41CL TURBO anomaly?



#10

I was playing around with the SANDMATH ROM on my V2 hardware 41CL and came across an interesting anomaly. I was timing the INCX function to see how it compared to a two line 1 + in FOCAL

LBL	INC-TST
LBL A
“RUNNING…”
AVIEW
0
ENTER
LBL 01
1
+
GTO 01
RTN
LBL B
“RUNNING…”
AVIEW
0
ENTER
LBL 02
INCX
GTO 02
RTN

and got the following numbers when running for 10 seconds:

Turbo mode	FOCAL 1+	INCX		Speed gain
0 82 128 1.56
2 163 241 1.48
5 391 527 1.35
10 682 835 1.22
20 1090 1192 1.09
50 1665 1580 0.95

I was surprised by these results.
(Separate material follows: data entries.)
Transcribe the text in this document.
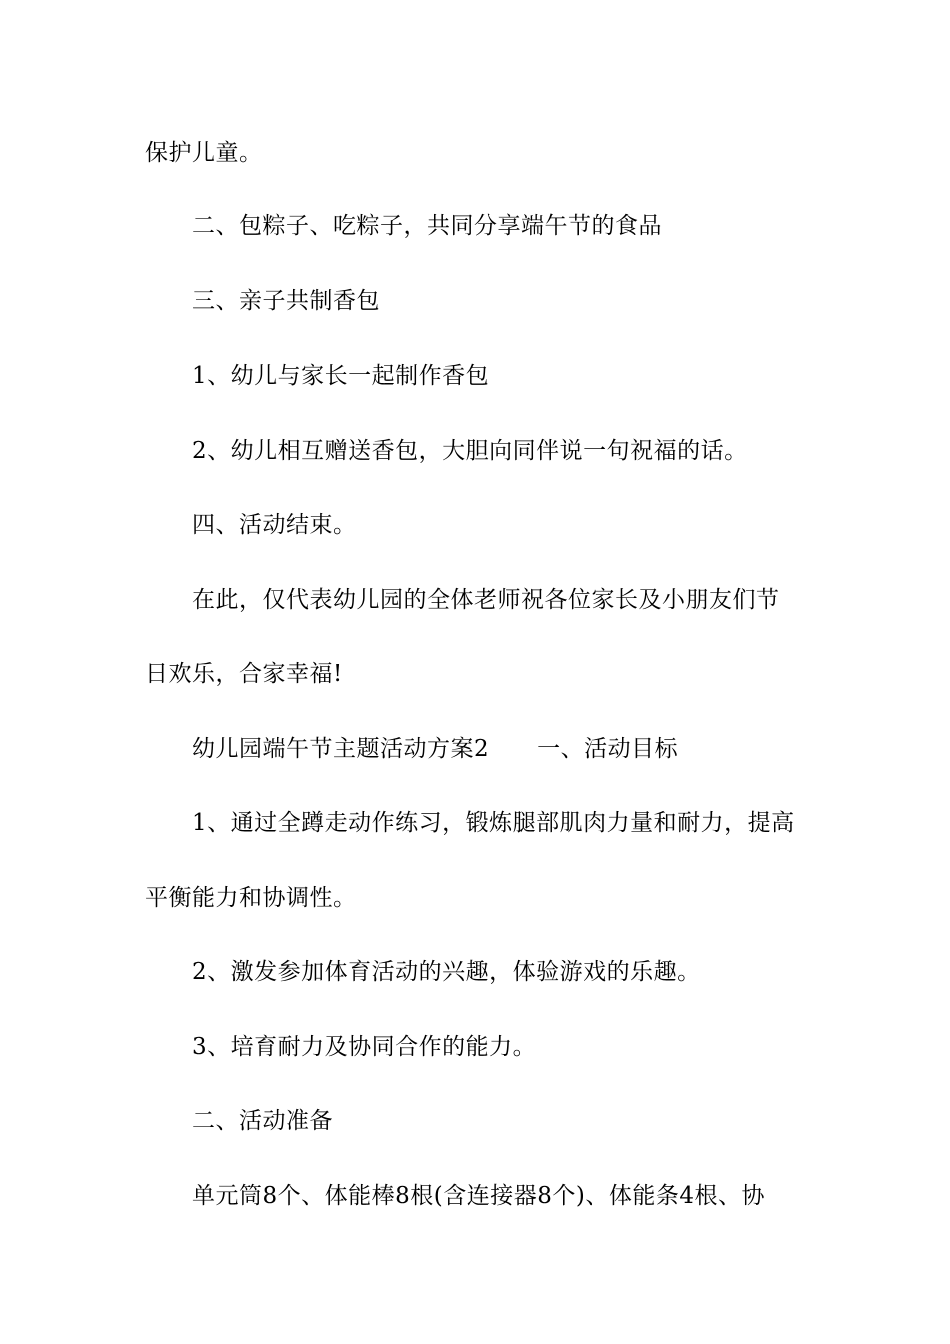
保护儿童。
二、包粽子、吃粽子，共同分享端午节的食品
三、亲子共制香包
1、幼儿与家长一起制作香包
2、幼儿相互赠送香包，大胆向同伴说一句祝福的话。
四、活动结束。
在此，仅代表幼儿园的全体老师祝各位家长及小朋友们节
日欢乐，合家幸福!
幼儿园端午节主题活动方案2 一、活动目标
1、通过全蹲走动作练习，锻炼腿部肌肉力量和耐力，提高
平衡能力和协调性。
2、激发参加体育活动的兴趣，体验游戏的乐趣。
3、培育耐力及协同合作的能力。
二、活动准备
单元筒8个、体能棒8根(含连接器8个)、体能条4根、协
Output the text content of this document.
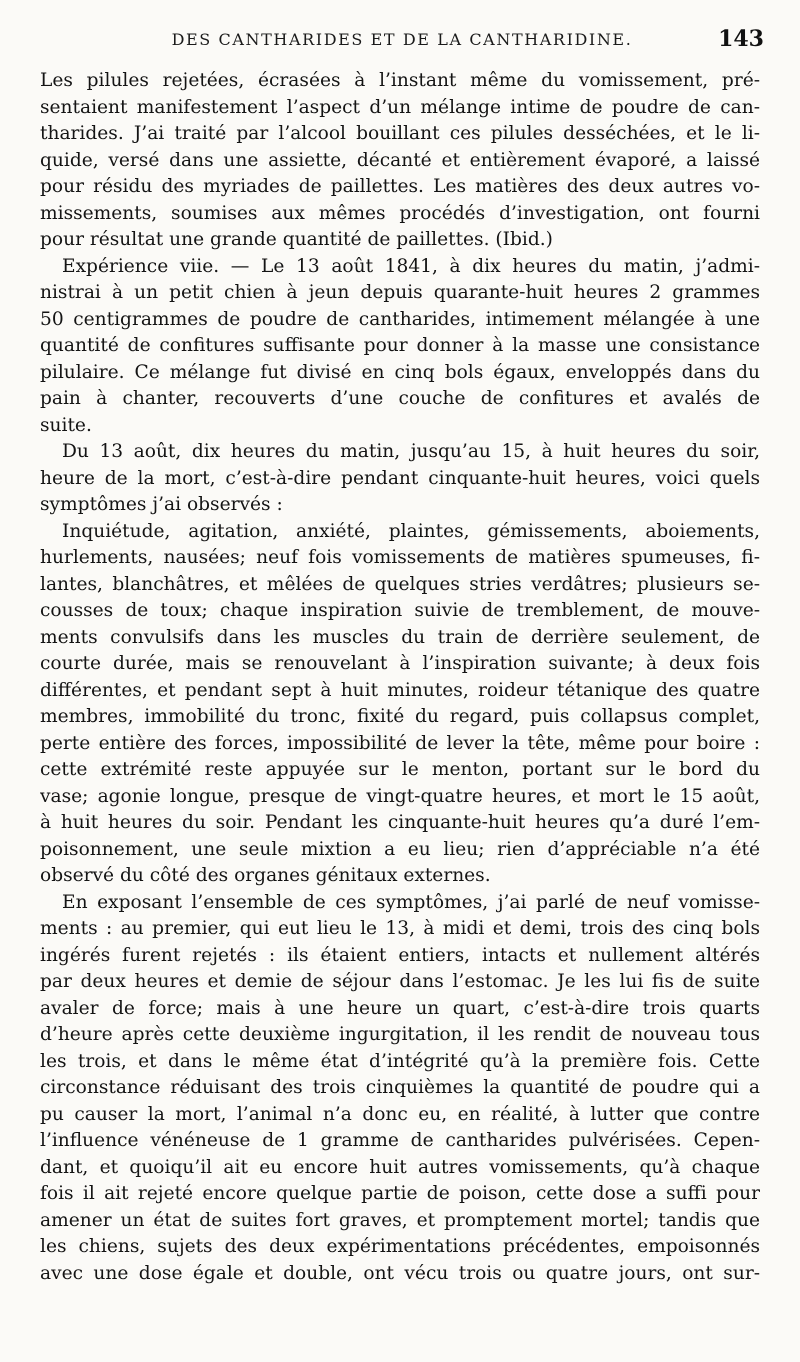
DES CANTHARIDES ET DE LA CANTHARIDINE.	143
Les pilules rejetées, écrasées à l’instant même du vomissement, pré-
sentaient manifestement l’aspect d’un mélange intime de poudre de can-
tharides. J’ai traité par l’alcool bouillant ces pilules desséchées, et le li-
quide, versé dans une assiette, décanté et entièrement évaporé, a laissé
pour résidu des myriades de paillettes. Les matières des deux autres vo-
missements, soumises aux mêmes procédés d’investigation, ont fourni
pour résultat une grande quantité de paillettes. (Ibid.)
Expérience viie. — Le 13 août 1841, à dix heures du matin, j’admi-
nistrai à un petit chien à jeun depuis quarante-huit heures 2 grammes
50 centigrammes de poudre de cantharides, intimement mélangée à une
quantité de confitures suffisante pour donner à la masse une consistance
pilulaire. Ce mélange fut divisé en cinq bols égaux, enveloppés dans du
pain à chanter, recouverts d’une couche de confitures et avalés de
suite.
Du 13 août, dix heures du matin, jusqu’au 15, à huit heures du soir,
heure de la mort, c’est-à-dire pendant cinquante-huit heures, voici quels
symptômes j’ai observés :
Inquiétude, agitation, anxiété, plaintes, gémissements, aboiements,
hurlements, nausées; neuf fois vomissements de matières spumeuses, fi-
lantes, blanchâtres, et mêlées de quelques stries verdâtres; plusieurs se-
cousses de toux; chaque inspiration suivie de tremblement, de mouve-
ments convulsifs dans les muscles du train de derrière seulement, de
courte durée, mais se renouvelant à l’inspiration suivante; à deux fois
différentes, et pendant sept à huit minutes, roideur tétanique des quatre
membres, immobilité du tronc, fixité du regard, puis collapsus complet,
perte entière des forces, impossibilité de lever la tête, même pour boire :
cette extrémité reste appuyée sur le menton, portant sur le bord du
vase; agonie longue, presque de vingt-quatre heures, et mort le 15 août,
à huit heures du soir. Pendant les cinquante-huit heures qu’a duré l’em-
poisonnement, une seule mixtion a eu lieu; rien d’appréciable n’a été
observé du côté des organes génitaux externes.
En exposant l’ensemble de ces symptômes, j’ai parlé de neuf vomisse-
ments : au premier, qui eut lieu le 13, à midi et demi, trois des cinq bols
ingérés furent rejetés : ils étaient entiers, intacts et nullement altérés
par deux heures et demie de séjour dans l’estomac. Je les lui fis de suite
avaler de force; mais à une heure un quart, c’est-à-dire trois quarts
d’heure après cette deuxième ingurgitation, il les rendit de nouveau tous
les trois, et dans le même état d’intégrité qu’à la première fois. Cette
circonstance réduisant des trois cinquièmes la quantité de poudre qui a
pu causer la mort, l’animal n’a donc eu, en réalité, à lutter que contre
l’influence vénéneuse de 1 gramme de cantharides pulvérisées. Cepen-
dant, et quoiqu’il ait eu encore huit autres vomissements, qu’à chaque
fois il ait rejeté encore quelque partie de poison, cette dose a suffi pour
amener un état de suites fort graves, et promptement mortel; tandis que
les chiens, sujets des deux expérimentations précédentes, empoisonnés
avec une dose égale et double, ont vécu trois ou quatre jours, ont sur-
In fact I would have expected the speed advantage to increase with the INCX function as TURBO went up since I would have expected MCODE to have a greater advantage over FOCAL at higher turbo speeds.
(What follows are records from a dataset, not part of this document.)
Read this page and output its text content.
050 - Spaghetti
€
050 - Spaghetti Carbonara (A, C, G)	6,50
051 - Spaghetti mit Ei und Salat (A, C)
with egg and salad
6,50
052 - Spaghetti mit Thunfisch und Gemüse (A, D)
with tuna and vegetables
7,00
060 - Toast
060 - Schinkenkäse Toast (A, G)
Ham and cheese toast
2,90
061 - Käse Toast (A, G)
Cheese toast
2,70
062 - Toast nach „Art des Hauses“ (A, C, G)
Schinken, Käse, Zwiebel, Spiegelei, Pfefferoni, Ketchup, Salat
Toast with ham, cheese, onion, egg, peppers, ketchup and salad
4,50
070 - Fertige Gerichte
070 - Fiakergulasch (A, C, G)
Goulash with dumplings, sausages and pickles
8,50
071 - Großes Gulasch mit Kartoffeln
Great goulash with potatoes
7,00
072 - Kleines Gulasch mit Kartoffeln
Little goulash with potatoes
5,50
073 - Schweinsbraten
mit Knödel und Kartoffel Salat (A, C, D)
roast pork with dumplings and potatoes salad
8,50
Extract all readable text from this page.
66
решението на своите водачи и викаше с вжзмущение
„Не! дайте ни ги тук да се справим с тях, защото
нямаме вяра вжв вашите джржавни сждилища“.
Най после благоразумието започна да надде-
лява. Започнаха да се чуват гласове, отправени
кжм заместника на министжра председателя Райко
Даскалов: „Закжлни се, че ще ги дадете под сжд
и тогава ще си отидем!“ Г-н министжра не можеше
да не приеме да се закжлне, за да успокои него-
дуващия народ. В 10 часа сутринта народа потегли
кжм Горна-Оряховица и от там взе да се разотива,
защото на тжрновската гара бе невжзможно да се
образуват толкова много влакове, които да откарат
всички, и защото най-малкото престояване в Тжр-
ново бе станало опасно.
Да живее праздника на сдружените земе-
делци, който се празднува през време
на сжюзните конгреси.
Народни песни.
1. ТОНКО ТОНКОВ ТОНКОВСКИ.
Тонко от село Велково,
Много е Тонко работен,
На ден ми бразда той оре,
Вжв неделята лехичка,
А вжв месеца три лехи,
I do realize that the majority of the execution time is spent outside the actual code that adds 1 or increments X but I would still have expected the INCX approach to be faster than the 1 + FOCAL at all turbo speeds.

What am I missing?

Cheers,

-Marwan

Edited: 14 May 2012, 11:34 a.m.


#11

It is only really meaningful to compare the results between different Turbo modes for the same code. The reason for this is that the automatic switch back to 1x (for display access, checking the keyboard, etc.) interferes with fast execution.
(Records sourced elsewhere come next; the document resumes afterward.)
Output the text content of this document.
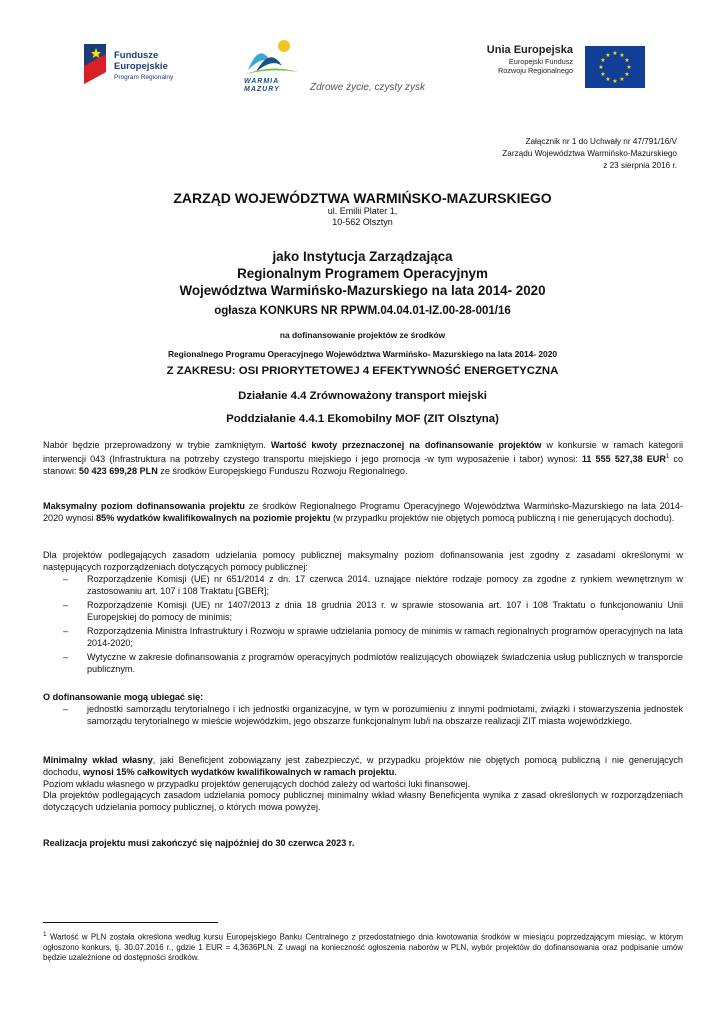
Fundusze
Europejskie
Program Regionalny
WARMIA
MAZURY	Zdrowe życie, czysty zysk
Unia Europejska
Europejski Fundusz
Rozwoju Regionalnego
★ ★
★
★
★
★
★
★
★
★
★
★
Załącznik nr 1 do Uchwały nr 47/791/16/V
Zarządu Województwa Warmińsko-Mazurskiego
z 23 sierpnia 2016 r.
ZARZĄD WOJEWÓDZTWA WARMIŃSKO-MAZURSKIEGO
ul. Emilii Plater 1,
10-562 Olsztyn
jako Instytucja Zarządzająca
Regionalnym Programem Operacyjnym
Województwa Warmińsko-Mazurskiego na lata 2014- 2020
ogłasza KONKURS NR RPWM.04.04.01-IZ.00-28-001/16
na dofinansowanie projektów ze środków
Regionalnego Programu Operacyjnego Województwa Warmińsko- Mazurskiego na lata 2014- 2020
Z ZAKRESU: OSI PRIORYTETOWEJ 4 EFEKTYWNOŚĆ ENERGETYCZNA
Działanie 4.4 Zrównoważony transport miejski
Poddziałanie 4.4.1 Ekomobilny MOF (ZIT Olsztyna)
Nabór będzie przeprowadzony w trybie zamkniętym. Wartość kwoty przeznaczonej na dofinansowanie projektów w konkursie w ramach kategorii interwencji 043 (Infrastruktura na potrzeby czystego transportu miejskiego i jego promocja -w tym wyposażenie i tabor) wynosi: 11 555 527,38 EUR$^1$ co stanowi: 50 423 699,28 PLN ze środków Europejskiego Funduszu Rozwoju Regionalnego.
Maksymalny poziom dofinansowania projektu ze środków Regionalnego Programu Operacyjnego Województwa Warmińsko-Mazurskiego na lata 2014-2020 wynosi 85% wydatków kwalifikowalnych na poziomie projektu (w przypadku projektów nie objętych pomocą publiczną i nie generujących dochodu).
Dla projektów podlegających zasadom udzielania pomocy publicznej maksymalny poziom dofinansowania jest zgodny z zasadami określonymi w następujących rozporządzeniach dotyczących pomocy publicznej:
– Rozporządzenie Komisji (UE) nr 651/2014 z dn. 17 czerwca 2014. uznające niektóre rodzaje pomocy za zgodne z rynkiem wewnętrznym w zastosowaniu art. 107 i 108 Traktatu [GBER];
– Rozporządzenie Komisji (UE) nr 1407/2013 z dnia 18 grudnia 2013 r. w sprawie stosowania art. 107 i 108 Traktatu o funkcjonowaniu Unii Europejskiej do pomocy de minimis;
– Rozporządzenia Ministra Infrastruktury i Rozwoju w sprawie udzielania pomocy de minimis w ramach regionalnych programów operacyjnych na lata 2014-2020;
– Wytyczne w zakresie dofinansowania z programów operacyjnych podmiotów realizujących obowiązek świadczenia usług publicznych w transporcie publicznym.
O dofinansowanie mogą ubiegać się:
– jednostki samorządu terytorialnego i ich jednostki organizacyjne, w tym w porozumieniu z innymi podmiotami, związki i stowarzyszenia jednostek samorządu terytorialnego w mieście wojewódzkim, jego obszarze funkcjonalnym lub/i na obszarze realizacji ZIT miasta wojewódzkiego.
Minimalny wkład własny, jaki Beneficjent zobowiązany jest zabezpieczyć, w przypadku projektów nie objętych pomocą publiczną i nie generujących dochodu, wynosi 15% całkowitych wydatków kwalifikowalnych w ramach projektu.
Poziom wkładu własnego w przypadku projektów generujących dochód zależy od wartości luki finansowej.
Dla projektów podlegających zasadom udzielania pomocy publicznej minimalny wkład własny Beneficjenta wynika z zasad określonych w rozporządzeniach dotyczących udzielania pomocy publicznej, o których mowa powyżej.
Realizacja projektu musi zakończyć się najpóźniej do 30 czerwca 2023 r.
$^1$ Wartość w PLN została określona według kursu Europejskiego Banku Centralnego z przedostatniego dnia kwotowania środków w miesiącu poprzedzającym miesiąc, w którym ogłoszono konkurs, tj. 30.07.2016 r., gdzie 1 EUR = 4,3636PLN. Z uwagi na konieczność ogłoszenia naborów w PLN, wybór projektów do dofinansowania oraz podpisanie umów będzie uzależnione od dostępności środków.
For example, suppose that you have a sequence of 60 mcode instructions that can execute at the Turbo speed without interruption, followed by something that has to execute at 1x. At 20x this sequence will run in 3 normal 1x bus cycle times, but at 50x this sequence will run in 2 normal 1x bus cycle times. At 50x any sequence of mcode instructions numbering between 50 and 100 will execute in 2 normal 1x bus cycle times, and if the number is closer to 50 than to 100, more time will be wasted waiting to resync to the bus.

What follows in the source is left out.